Cooling down after a session - while not as important as warming up - is an important component of several athletes' routines, and many swear by the benefits of a cool down.
Benefits of a Cool Down
Cooling down has several purported benefits, though it should be pointed out that opinion is mixed and evidence patchy for several of these. Possible benefits of cooling down are:
- Literally cooling down: allowing the body to return to (or at least get close to) its normal temperature gradually
- Returning the heart to its resting rate
- Helping to remove waste products from muscles
- Reducing DOMS (Delayed Onset Muscle Soreness)
- Providing a fresh supply of oxygenated blood to fatigued muscles
- Reducing dizziness
As is always the case when opinion is divided about the potential benefits of an activity, it's worth experimenting and seeing what works for you. Try both cooling down and not cooling down after sessions and noting how you feel later on in the day and in the following days and how well you recover. If you feel better then keep doing them; if not then you may as well save yourself some time.
One important non-physiological benefit of cooling down after group sessions is that it allows runners to socialise and share in the runner's high that is often experienced after a tough session or race. Most runners get very talkative after a good race! Unlike warm ups - which are usually best individualised - there is little harm in athletes of all abilities cooling down together, assuming that everybody is taking it easy.
Another benefit is that a cool down jog can help you add a few extra miles to your weekly total. However, since the cool down is likely to be taking place after a hard session or race, be careful not to overdo it and impede your recovery.
Components of a Cool Down
There are two main components of a cool down:
5-15 minutes can be spent on this according to taste. A longer cool down has the benefit of allowing more time to gradually recover, whereas a short one allows for the athlete's attention to be turned to other important aspects of recovery, such as rehydration, refuelling and rest.

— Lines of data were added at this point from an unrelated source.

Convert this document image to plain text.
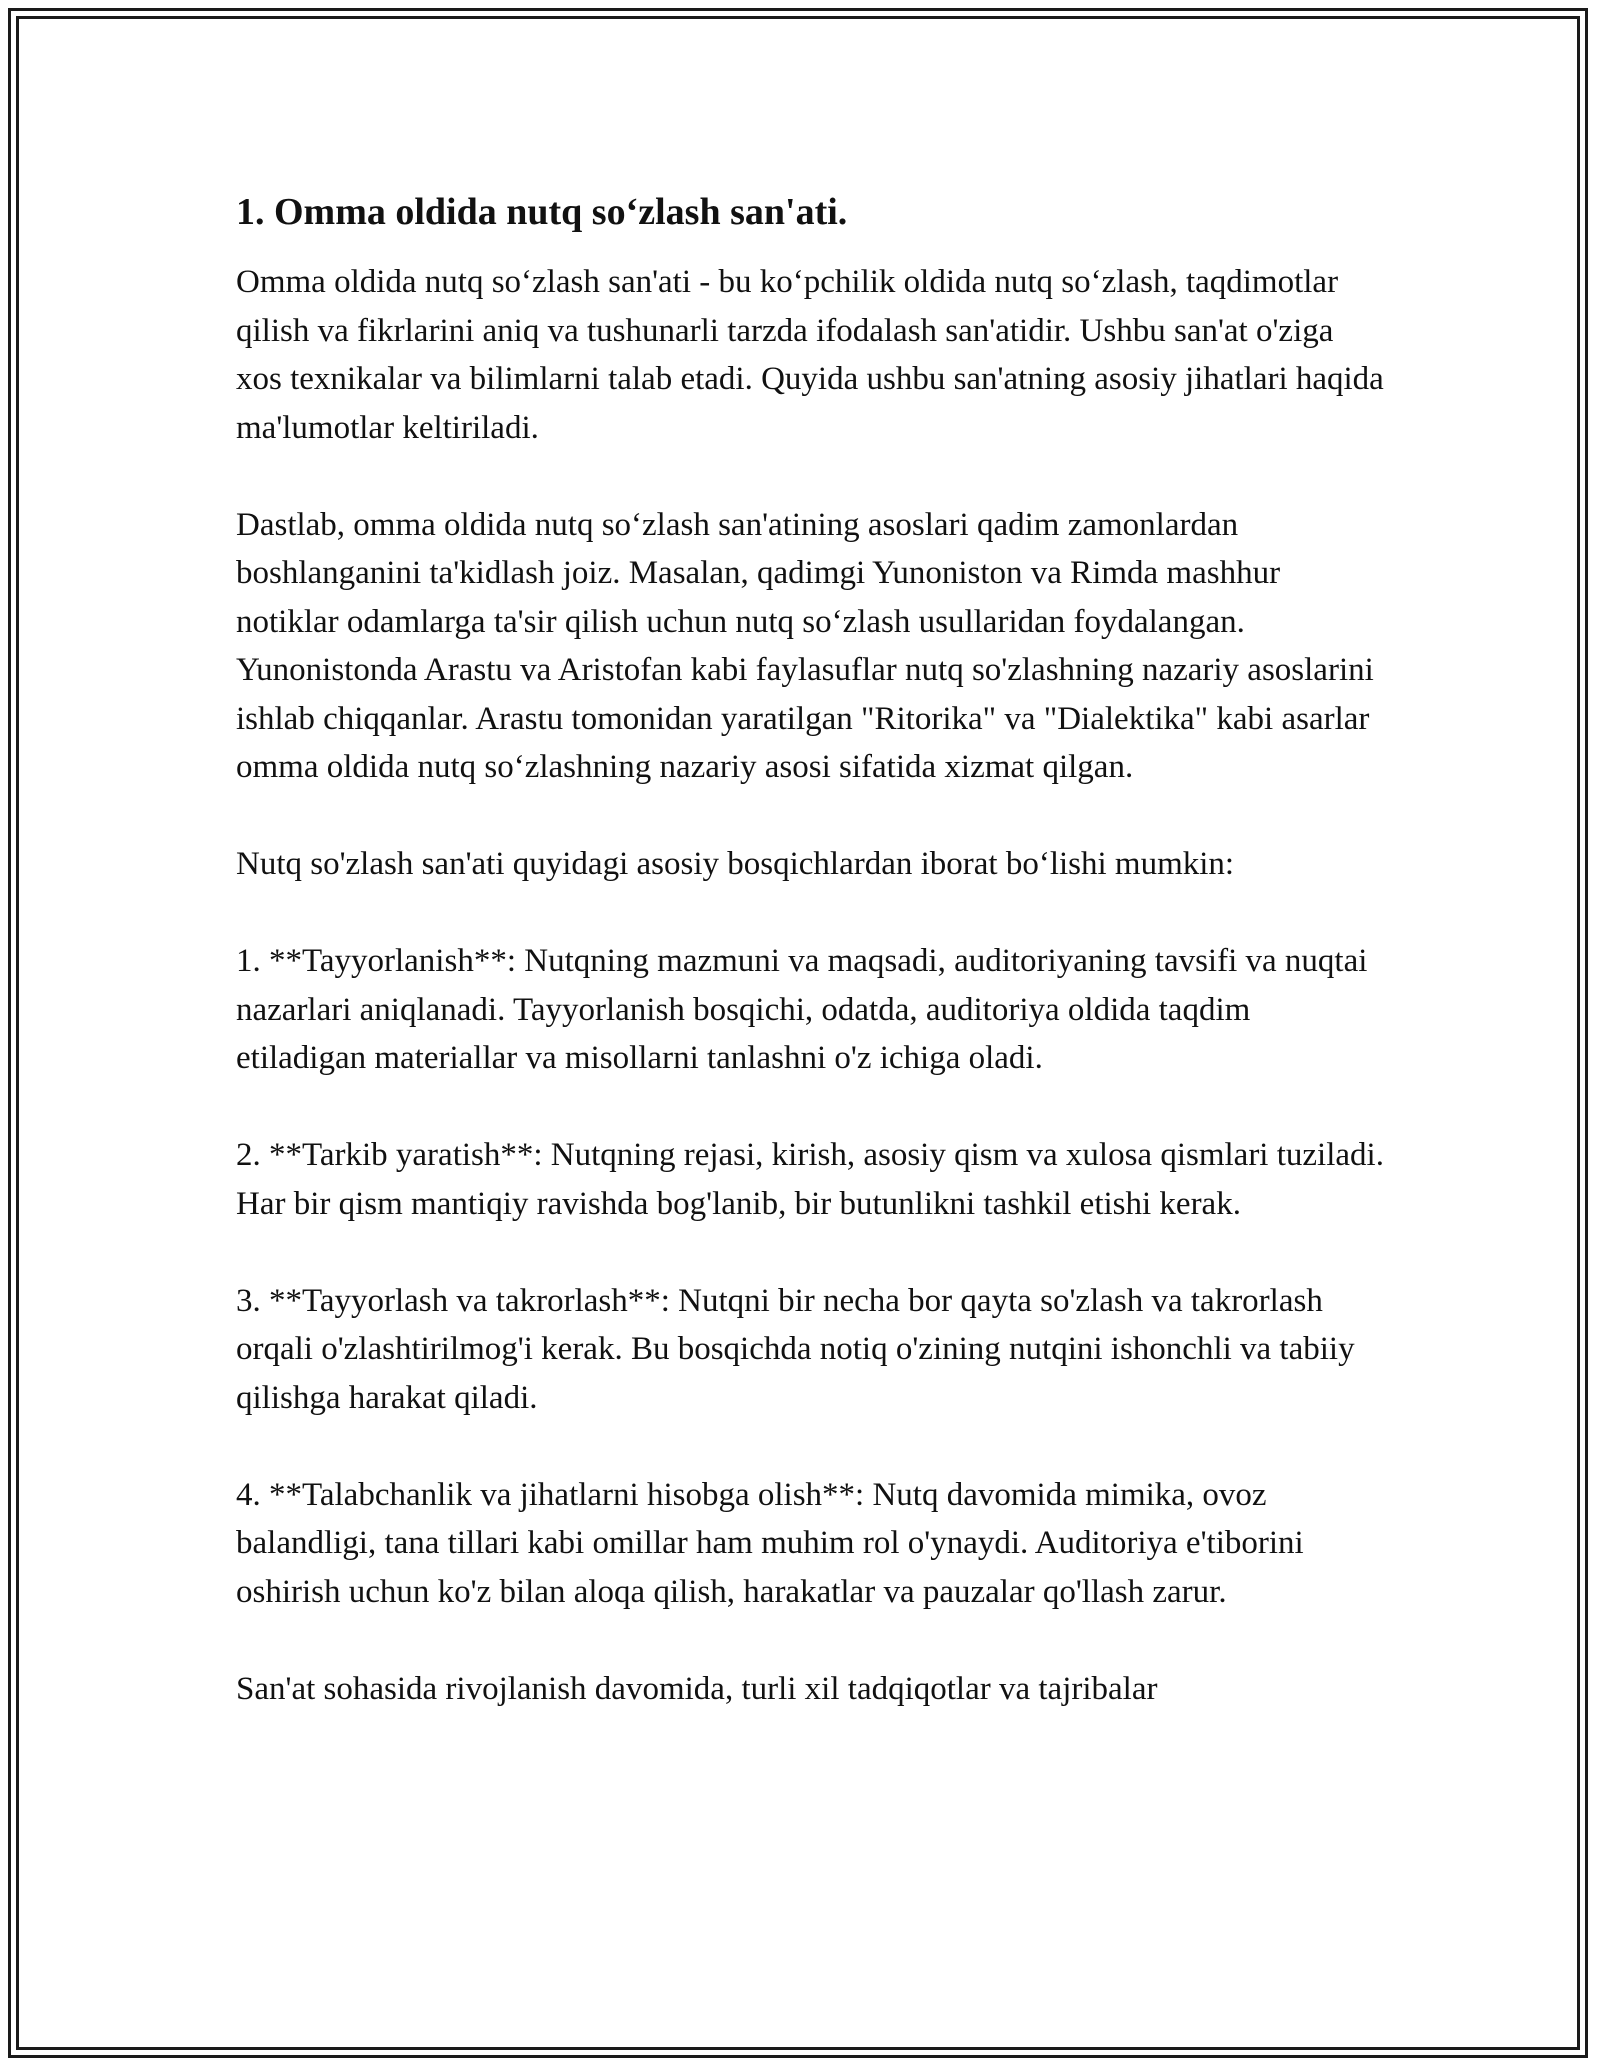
1. Omma oldida nutq so‘zlash san'ati.

Omma oldida nutq so‘zlash san'ati - bu ko‘pchilik oldida nutq so‘zlash, taqdimotlar qilish va fikrlarini aniq va tushunarli tarzda ifodalash san'atidir. Ushbu san'at o'ziga xos texnikalar va bilimlarni talab etadi. Quyida ushbu san'atning asosiy jihatlari haqida ma'lumotlar keltiriladi.

Dastlab, omma oldida nutq so‘zlash san'atining asoslari qadim zamonlardan boshlanganini ta'kidlash joiz. Masalan, qadimgi Yunoniston va Rimda mashhur notiklar odamlarga ta'sir qilish uchun nutq so‘zlash usullaridan foydalangan. Yunonistonda Arastu va Aristofan kabi faylasuflar nutq so'zlashning nazariy asoslarini ishlab chiqqanlar. Arastu tomonidan yaratilgan "Ritorika" va "Dialektika" kabi asarlar omma oldida nutq so‘zlashning nazariy asosi sifatida xizmat qilgan.

Nutq so'zlash san'ati quyidagi asosiy bosqichlardan iborat bo‘lishi mumkin:

1. **Tayyorlanish**: Nutqning mazmuni va maqsadi, auditoriyaning tavsifi va nuqtai nazarlari aniqlanadi. Tayyorlanish bosqichi, odatda, auditoriya oldida taqdim etiladigan materiallar va misollarni tanlashni o'z ichiga oladi.

2. **Tarkib yaratish**: Nutqning rejasi, kirish, asosiy qism va xulosa qismlari tuziladi. Har bir qism mantiqiy ravishda bog'lanib, bir butunlikni tashkil etishi kerak.

3. **Tayyorlash va takrorlash**: Nutqni bir necha bor qayta so'zlash va takrorlash orqali o'zlashtirilmog'i kerak. Bu bosqichda notiq o'zining nutqini ishonchli va tabiiy qilishga harakat qiladi.

4. **Talabchanlik va jihatlarni hisobga olish**: Nutq davomida mimika, ovoz balandligi, tana tillari kabi omillar ham muhim rol o'ynaydi. Auditoriya e'tiborini oshirish uchun ko'z bilan aloqa qilish, harakatlar va pauzalar qo'llash zarur.

San'at sohasida rivojlanish davomida, turli xil tadqiqotlar va tajribalar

Jogging pace should be slower than usual easy run pace. Those who wear a heart rate monitor will notice that their pace-to-heart-rate ratio is higher than usual following a hard session.
Following a repetition-style session it can sometimes be nice to alternate walking and slow jogging when cooling down.

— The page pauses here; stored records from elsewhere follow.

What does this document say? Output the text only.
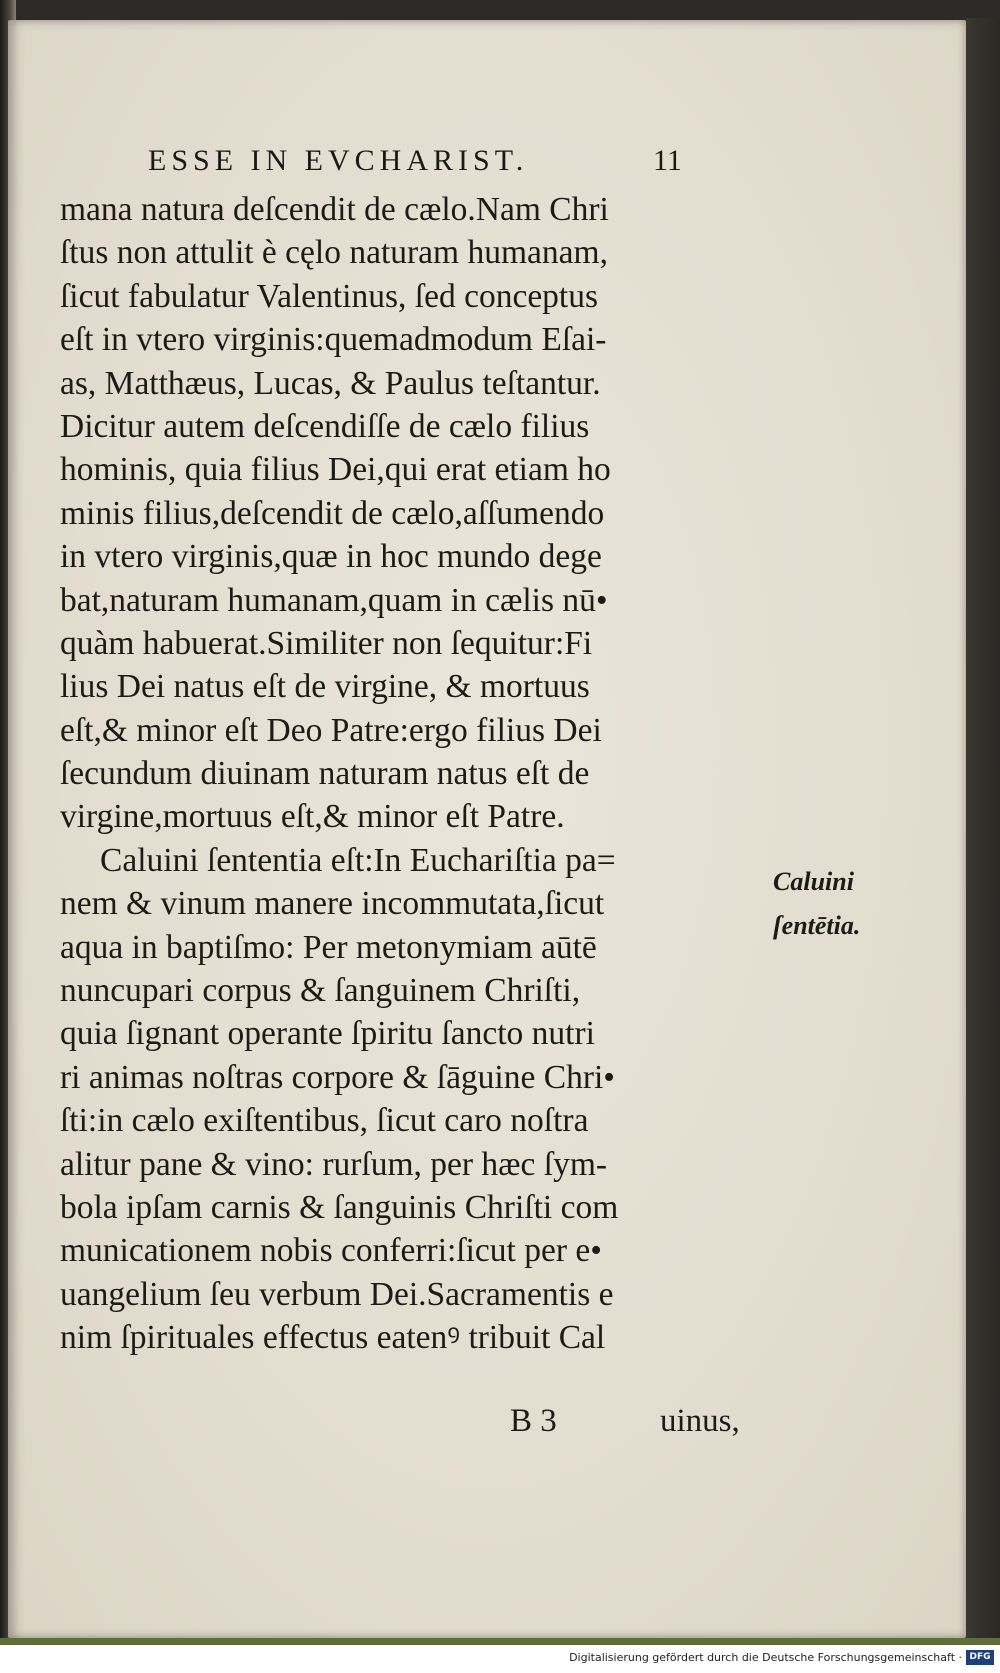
ESSE IN EVCHARIST.	11
mana natura deſcendit de cælo.Nam Chri
ſtus non attulit è cęlo naturam humanam,
ſicut fabulatur Valentinus, ſed conceptus
eſt in vtero virginis:quemadmodum Eſai-
as, Matthæus, Lucas, & Paulus teſtantur.
Dicitur autem deſcendiſſe de cælo filius
hominis, quia filius Dei,qui erat etiam ho
minis filius,deſcendit de cælo,aſſumendo
in vtero virginis,quæ in hoc mundo dege
bat,naturam humanam,quam in cælis nū•
quàm habuerat.Similiter non ſequitur:Fi
lius Dei natus eſt de virgine, & mortuus
eſt,& minor eſt Deo Patre:ergo filius Dei
ſecundum diuinam naturam natus eſt de
virgine,mortuus eſt,& minor eſt Patre.
Caluini ſententia eſt:In Euchariſtia pa=
nem & vinum manere incommutata,ſicut
aqua in baptiſmo: Per metonymiam aūtē
nuncupari corpus & ſanguinem Chriſti,
quia ſignant operante ſpiritu ſancto nutri
ri animas noſtras corpore & ſāguine Chri•
ſti:in cælo exiſtentibus, ſicut caro noſtra
alitur pane & vino: rurſum, per hæc ſym-
bola ipſam carnis & ſanguinis Chriſti com
municationem nobis conferri:ſicut per e•
uangelium ſeu verbum Dei.Sacramentis e
nim ſpirituales effectus eatenꝰ tribuit Cal
Caluini
ſentētia.
B 3	uinus,
Digitalisierung gefördert durch die Deutsche Forschungsgemeinschaft · DFG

After a longer sustained effort (e.g. a long run at marathon pace, or a threshold run) a gradual reduction in pace taking place over about 15 minutes can work well. E.g. 5 minutes at your usual easy run pace, 5 minutes a little more slowly, then 5 minutes very slowly.
2. Static Stretching
See our article on stretching for advice and tips. Remember to stretch gently and that you shouldn't hold stretches for too long following a hard session or recovery could be negatively affected.
5-10 minutes spent stretching is sufficient post-workout.
Combining Cool Down & Recovery
Since it is important to rehydrate and refuel as soon as possible after a session, it is worthwhile combining your cool down with the start of your recovery.
Rehydration can take place during a session and certainly before a cool down begins. Re-fuelling with solid food may be difficult to stomach prior to the jog/walk component of the cool down, but a sugary drink will likely be tolerable. Remember that how soon you re-fuel and rehydrate will affect how well you recover so it's worth trying to find something that you can incorporate.